Глубокое впечатление оставляет после себя "Бэла": вам грустно, но грусть ваша легка, светла и сладостна; вы летите мечтою на могилу прекрасной, но эта могила не страшна: ее освещает солнце, омывает быстрый ручей, которого ропот, вместе с шелестом ветра в листах бузины и белой акации, говорит вам о чем-то таинственном и бесконечном, и над нею, в светлой вышине, летает и носится какое-то прекрасное видение, с бледными ланитами, с выражением укора и прощения в черных очах, с грустною улыбкою… Смерть черкешенки не возмущает вас безотрадным и тяжелым чувством, ибо она явилась не страшным скелетом, по произволу автора, но вследствие разумной необходимости, которую вы предчувствовали уже, и явилась светлым ангелом примирения. Диссонанс разрешился в гармонический аккорд, и вы с умилением повторяете простые и трогательные слова доброго Максима Максимыча: "Нет, она хорошо сделала, что умерла! ну, что бы с ней сталось, если б Григорий Александрович ее покинул? А это бы случилось рано или поздно!.."

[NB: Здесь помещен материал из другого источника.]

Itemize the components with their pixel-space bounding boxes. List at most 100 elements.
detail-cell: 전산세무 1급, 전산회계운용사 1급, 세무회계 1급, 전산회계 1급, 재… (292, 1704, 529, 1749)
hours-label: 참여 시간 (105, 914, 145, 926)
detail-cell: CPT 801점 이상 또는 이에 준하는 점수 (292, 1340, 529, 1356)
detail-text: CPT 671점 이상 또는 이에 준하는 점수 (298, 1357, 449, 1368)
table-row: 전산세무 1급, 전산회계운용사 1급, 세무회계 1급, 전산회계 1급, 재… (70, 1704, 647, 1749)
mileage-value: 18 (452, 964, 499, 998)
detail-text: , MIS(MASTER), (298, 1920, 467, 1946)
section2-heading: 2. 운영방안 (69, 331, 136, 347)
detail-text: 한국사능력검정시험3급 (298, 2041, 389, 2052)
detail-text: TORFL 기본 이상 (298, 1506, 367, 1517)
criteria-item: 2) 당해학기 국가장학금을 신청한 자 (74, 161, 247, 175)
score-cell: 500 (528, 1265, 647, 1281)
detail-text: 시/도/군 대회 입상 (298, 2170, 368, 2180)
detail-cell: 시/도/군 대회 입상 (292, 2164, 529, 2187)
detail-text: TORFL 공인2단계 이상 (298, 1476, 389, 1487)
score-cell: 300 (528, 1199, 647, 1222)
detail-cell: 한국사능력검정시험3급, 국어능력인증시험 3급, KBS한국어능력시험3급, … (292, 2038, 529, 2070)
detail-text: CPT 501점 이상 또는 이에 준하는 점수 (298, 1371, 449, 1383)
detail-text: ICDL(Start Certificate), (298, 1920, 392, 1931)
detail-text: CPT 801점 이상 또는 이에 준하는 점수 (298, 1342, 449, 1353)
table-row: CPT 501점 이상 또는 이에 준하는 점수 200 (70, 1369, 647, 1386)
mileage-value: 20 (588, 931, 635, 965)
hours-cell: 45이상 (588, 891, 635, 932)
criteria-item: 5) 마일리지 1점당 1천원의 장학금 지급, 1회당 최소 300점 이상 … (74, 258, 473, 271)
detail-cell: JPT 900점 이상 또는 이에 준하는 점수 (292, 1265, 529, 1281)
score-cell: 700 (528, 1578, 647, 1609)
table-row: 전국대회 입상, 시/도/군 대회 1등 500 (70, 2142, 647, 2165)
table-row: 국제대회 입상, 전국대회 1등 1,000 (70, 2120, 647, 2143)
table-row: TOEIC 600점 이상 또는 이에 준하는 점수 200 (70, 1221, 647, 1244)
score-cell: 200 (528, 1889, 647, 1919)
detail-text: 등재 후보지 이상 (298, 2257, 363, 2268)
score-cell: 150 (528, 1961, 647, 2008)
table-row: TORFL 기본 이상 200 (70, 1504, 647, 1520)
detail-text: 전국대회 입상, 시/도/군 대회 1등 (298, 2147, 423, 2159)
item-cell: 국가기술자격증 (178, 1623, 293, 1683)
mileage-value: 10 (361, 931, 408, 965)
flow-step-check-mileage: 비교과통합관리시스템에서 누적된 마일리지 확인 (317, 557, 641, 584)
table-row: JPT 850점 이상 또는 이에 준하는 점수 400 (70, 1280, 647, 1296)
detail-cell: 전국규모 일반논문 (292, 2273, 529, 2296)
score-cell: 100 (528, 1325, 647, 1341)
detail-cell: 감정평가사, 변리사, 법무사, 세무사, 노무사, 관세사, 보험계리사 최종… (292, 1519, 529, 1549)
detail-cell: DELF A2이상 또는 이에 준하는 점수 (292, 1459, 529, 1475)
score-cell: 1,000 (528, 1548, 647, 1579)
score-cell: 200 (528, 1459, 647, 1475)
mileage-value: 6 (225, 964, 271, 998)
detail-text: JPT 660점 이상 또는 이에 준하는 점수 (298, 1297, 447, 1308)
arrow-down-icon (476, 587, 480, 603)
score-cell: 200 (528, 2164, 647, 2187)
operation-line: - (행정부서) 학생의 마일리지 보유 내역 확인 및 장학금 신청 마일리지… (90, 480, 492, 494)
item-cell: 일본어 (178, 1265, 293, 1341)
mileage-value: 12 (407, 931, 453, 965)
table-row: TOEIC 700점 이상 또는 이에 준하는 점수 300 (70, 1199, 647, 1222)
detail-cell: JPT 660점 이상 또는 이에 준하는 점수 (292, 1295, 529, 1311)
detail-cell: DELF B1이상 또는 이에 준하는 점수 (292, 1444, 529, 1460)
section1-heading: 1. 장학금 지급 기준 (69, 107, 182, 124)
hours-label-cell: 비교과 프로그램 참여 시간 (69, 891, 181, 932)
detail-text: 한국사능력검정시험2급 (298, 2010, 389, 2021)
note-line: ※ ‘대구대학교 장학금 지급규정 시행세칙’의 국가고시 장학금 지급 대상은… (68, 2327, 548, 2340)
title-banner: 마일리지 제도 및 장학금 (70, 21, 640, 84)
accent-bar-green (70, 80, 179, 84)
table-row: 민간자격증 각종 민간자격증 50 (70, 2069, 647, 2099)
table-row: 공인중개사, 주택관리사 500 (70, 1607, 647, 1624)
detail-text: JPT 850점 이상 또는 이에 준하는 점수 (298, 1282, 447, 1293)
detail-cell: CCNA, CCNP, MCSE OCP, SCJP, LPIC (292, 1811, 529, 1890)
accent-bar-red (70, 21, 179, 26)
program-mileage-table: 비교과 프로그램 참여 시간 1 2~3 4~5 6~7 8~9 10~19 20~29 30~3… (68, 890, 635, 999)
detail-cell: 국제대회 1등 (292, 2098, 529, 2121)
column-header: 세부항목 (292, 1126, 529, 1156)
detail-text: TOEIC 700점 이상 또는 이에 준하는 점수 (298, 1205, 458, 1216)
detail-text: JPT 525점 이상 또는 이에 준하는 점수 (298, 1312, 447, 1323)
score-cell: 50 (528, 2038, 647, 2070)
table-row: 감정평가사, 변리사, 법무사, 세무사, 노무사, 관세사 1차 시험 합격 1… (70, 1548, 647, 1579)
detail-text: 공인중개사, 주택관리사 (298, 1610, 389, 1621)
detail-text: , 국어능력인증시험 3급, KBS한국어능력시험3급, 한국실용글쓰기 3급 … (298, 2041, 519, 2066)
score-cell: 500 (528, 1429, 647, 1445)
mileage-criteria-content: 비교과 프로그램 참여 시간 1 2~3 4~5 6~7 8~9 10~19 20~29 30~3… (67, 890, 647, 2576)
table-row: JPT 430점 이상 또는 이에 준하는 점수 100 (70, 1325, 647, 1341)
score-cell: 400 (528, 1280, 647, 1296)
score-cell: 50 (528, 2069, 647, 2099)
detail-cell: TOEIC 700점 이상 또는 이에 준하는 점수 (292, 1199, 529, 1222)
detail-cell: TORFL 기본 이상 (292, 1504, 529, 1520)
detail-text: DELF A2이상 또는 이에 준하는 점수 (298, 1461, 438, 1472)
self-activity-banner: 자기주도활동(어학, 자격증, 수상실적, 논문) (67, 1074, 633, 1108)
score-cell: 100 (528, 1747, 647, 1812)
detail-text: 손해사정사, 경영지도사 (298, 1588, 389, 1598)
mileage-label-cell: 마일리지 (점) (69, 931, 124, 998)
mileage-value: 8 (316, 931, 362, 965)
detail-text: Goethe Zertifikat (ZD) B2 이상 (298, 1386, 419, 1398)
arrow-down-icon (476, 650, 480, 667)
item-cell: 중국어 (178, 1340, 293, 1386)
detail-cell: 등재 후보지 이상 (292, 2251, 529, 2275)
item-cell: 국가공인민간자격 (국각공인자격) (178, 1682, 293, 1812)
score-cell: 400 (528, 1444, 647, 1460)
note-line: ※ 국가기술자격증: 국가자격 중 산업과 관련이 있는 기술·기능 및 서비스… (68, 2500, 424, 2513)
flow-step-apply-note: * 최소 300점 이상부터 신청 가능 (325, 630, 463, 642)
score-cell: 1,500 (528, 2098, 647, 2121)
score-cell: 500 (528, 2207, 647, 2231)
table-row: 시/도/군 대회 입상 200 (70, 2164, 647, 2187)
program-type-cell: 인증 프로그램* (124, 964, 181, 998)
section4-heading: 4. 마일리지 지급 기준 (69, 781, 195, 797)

И с каким бесконечным искусством обрисован грациозный образ пленительной черкешенки! Она говорит и действует так мало, а вы живо видите ее перед глазами во всей определенности живого существа, читаете в ее сердце, проникаете все изгибы его…
А Максим Максимыч, этот добрый простак, который и не подозревает, как глубока и богата его натура, как высок и благороден он? Он, грубый солдат, любуется Бэлою, как прекрасным дитятею, любит ее, как милую дочь, – и за что? – спросите его, так он ответит вам: "Не то чтобы любил, а так – глупость!" Ему досадно, что его ни одна женщина не любила так, как Бэла Печорина; ему грустно, что она не вспомнила о нем перед смертью, хоть он и сам сознается, что это с его стороны не совсем справедливое требование… Останавливаться ли на этих чертах, столь полных бесконечностию? Нет, они говорят сами за себя; а те, для кого они немы, те не стоят, чтоб тратить с ними слова и время. Простая красота, которая есть одна истинная красота, не для всех доступна: у большей части людей глаза так грубы, что на них действует только пестрота, узорочность и красная краска, густо и ярко намазанная…
Характеры Азамата и Казбича – это такие типы, которые будут равно понятны и англичанину, и немцу, и французу, как понятны они русскому. Вот что называется рисовать фигуры во весь рост, с национальною физиономиею и в национальном костюме!..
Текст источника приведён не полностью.